Monday, August 15, 2011

Sensationalism in the media? No way!

The FreeP is doing a multi-part story on just how dangerous the streets of Winnipeg can be, "Walking and cycling can be deadly - as more of us hike and bike will the death toll rise?" While I don't disagree with the sentiments that there can be many deadly issues with cars and bikes and people (see a good blog post by One Man Committee here as well), my beef is with their stats.

Now, buried in the article in today's FreeP is the fact that "Other times, pedestrians are jaywalking, intoxicated or not paying attention." Now, the "death toll" (such an ominous sounding label) for this year stands at 4 people, and when I read their list of what these incidents were, two immediately rang bells for being unusual incidents. The most recent one, in June, was the unfortunate event of a presumed street person falling under the rear tires of a delivery truck, no charges were laid against the driver. In April, a man lying in the middle of Redwood Ave at 4am was hit by a fire truck when it did not have time to see the body because of a vehicle travelling in front of it. I was unable to find a news article to confirm it but it was believed that the man was heavily intoxicated. Now, those are two of the four deadly crashes with pedestrians on the roads of Winnipeg, and somehow their deaths don't make me fear being a pedestrian. The same goes for anytime someone is hit while playing Frogger to get across the road.

I absolutely think that Winnipeg drivers need to pay more attention while driving, and I have of course had my moments as well, although One Man Committee would be please to hear that I am generally awesome when it comes to pedestrians at yield lanes. Although equally important to drivers paying more attention is for cyclists and pedestrians themselves to pay more attention. It may be well and good that they were in the right and that it was totally the fault of the vehicle, but if you're dead your gloating opportunities are limited. Things that they need to remember:
  • Vehicles can't stop immediately just because you pushed the crosswalk button, make eye contact with the drivers before you start to cross the road, and pause to make sure that all lanes are clear as you cross each one.
  • Don't hang out at the crosswalk and talk with your friends by the sign, because the drivers that are courteous and slow down for you to cross will just get irritated that you aren't wanting to and may be less likely to slow down next time.
  • Cyclists using the sidewalk (which I personally am okay with, more on that in a second) should dismount to cross intersections or should bloody well keep an eye out for cars making turns - they may have looked to see if any pedestrians were coming but if you're still on your bike you are coming up faster than they were looking for obstacles.
  • When you're riding your bike on the sidewalk, remember that although cars are supposed to stop before the sidewalk, they rarely do. This is particularly true with cars exiting back lanes. Yes, they are supposed to stop, but see above for how if you're dead that it doesn't do you much good to be right.
  • Oh, and since being an idiot still gets you into the stats, don't pass out in the middle of the road, don't try to "fake out" drivers by pretending you're springing out in front of them (had that happen the other day), jaywalk with common sense understanding that you are doing something that the car cannot predict.
So, I think I've mentioned this before, but I really don't have a problem with bikes on the sidewalk, it generally seems like a safer option for them (especially if they follow my rules above). In general, I don't fear getting hit by car anymore than I fear getting shot here in the North End, although I would suspects it would actually be more likely to be hit. I am not in a gang so I will probably not get shot. I am a courteous pedestrian, yes there is such a thing, so I will probably not get hit by a car. Winnipeg's roadways were designed by someone who likely got their planning degree in a Crackerjack box, since we can't change them, we need to learn to all work together for the safety of all citizens.

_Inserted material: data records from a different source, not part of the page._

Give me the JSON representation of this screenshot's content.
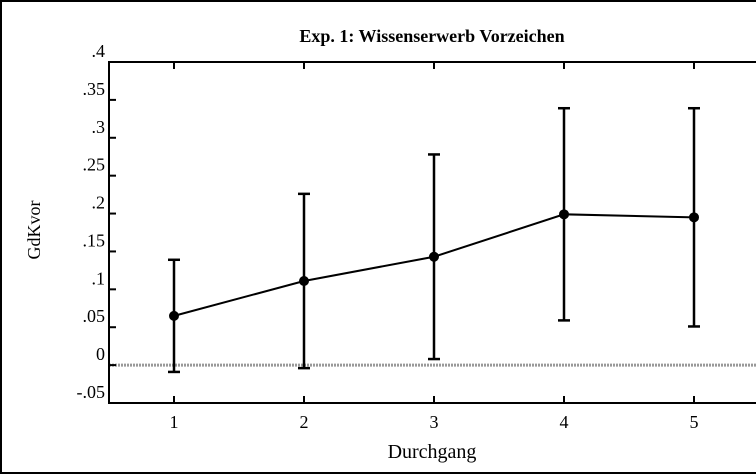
{
  "chart_data": {
    "type": "line",
    "title": "Exp. 1: Wissenserwerb Vorzeichen",
    "xlabel": "Durchgang",
    "ylabel": "GdKvor",
    "x": [
      1,
      2,
      3,
      4,
      5
    ],
    "series": [
      {
        "color": "#000000",
        "values": [
          0.065,
          0.111,
          0.143,
          0.199,
          0.195
        ],
        "errors": [
          0.074,
          0.115,
          0.135,
          0.14,
          0.144
        ]
      }
    ],
    "xlim": [
      0.5,
      5.5
    ],
    "xticks": [
      1,
      2,
      3,
      4,
      5
    ],
    "ylim": [
      -0.05,
      0.4
    ],
    "yticks": [
      {
        "value": -0.05,
        "label": "-.05"
      },
      0,
      {
        "value": 0.05,
        "label": ".05"
      },
      {
        "value": 0.1,
        "label": ".1"
      },
      {
        "value": 0.15,
        "label": ".15"
      },
      {
        "value": 0.2,
        "label": ".2"
      },
      {
        "value": 0.25,
        "label": ".25"
      },
      {
        "value": 0.3,
        "label": ".3"
      },
      {
        "value": 0.35,
        "label": ".35"
      },
      {
        "value": 0.4,
        "label": ".4"
      }
    ],
    "hline": 0
  }
}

*steps down from her soapbox*

Oh, and with the recent shootings in Transcona* does that make me more likely to get shot there or run over by a Firebird? ;) Just kidding Transcona, I love ya!

*I was very sourly informed by someone who feels the same way I do about how negative things get attributed to the North End and positive ones get their proper neighbourhood named, that this part of the city is NOT Transcona, but rather E.K., according to the assessment map it does seem to be classed as T-Cona, but I'm glad that other people have issues just like me!


  1. You get the One Man Committee medal of honour for keeping an eye out for pedestrians in yield lanes!

  2. I frequently confuse pedestrians at the yield onto St. James St. from Portage Ave., albeit admittedly a very easy one to look for pedestrians since you don't really have to watch for oncoming traffic.

  3. I think overall and continued poor planning continues to plague the city when it comes to traffic issues and transportation whether is bus, car, bike or pedestrian.

    You can trace a lot the Kenaston woes to the former council who where dismissive of service roads and as a result have had to spent tens of millions of dollars to correct the problem.

    Add to the active transportation that puts up traffic circles that are completely unsafe for drivers, bikes or pedestrians. If you think a pedestrian has the right of way when entering crossing there, think again.

    There is a big difference between a good traffic circle and a bad one. And we have a lot of bad ones.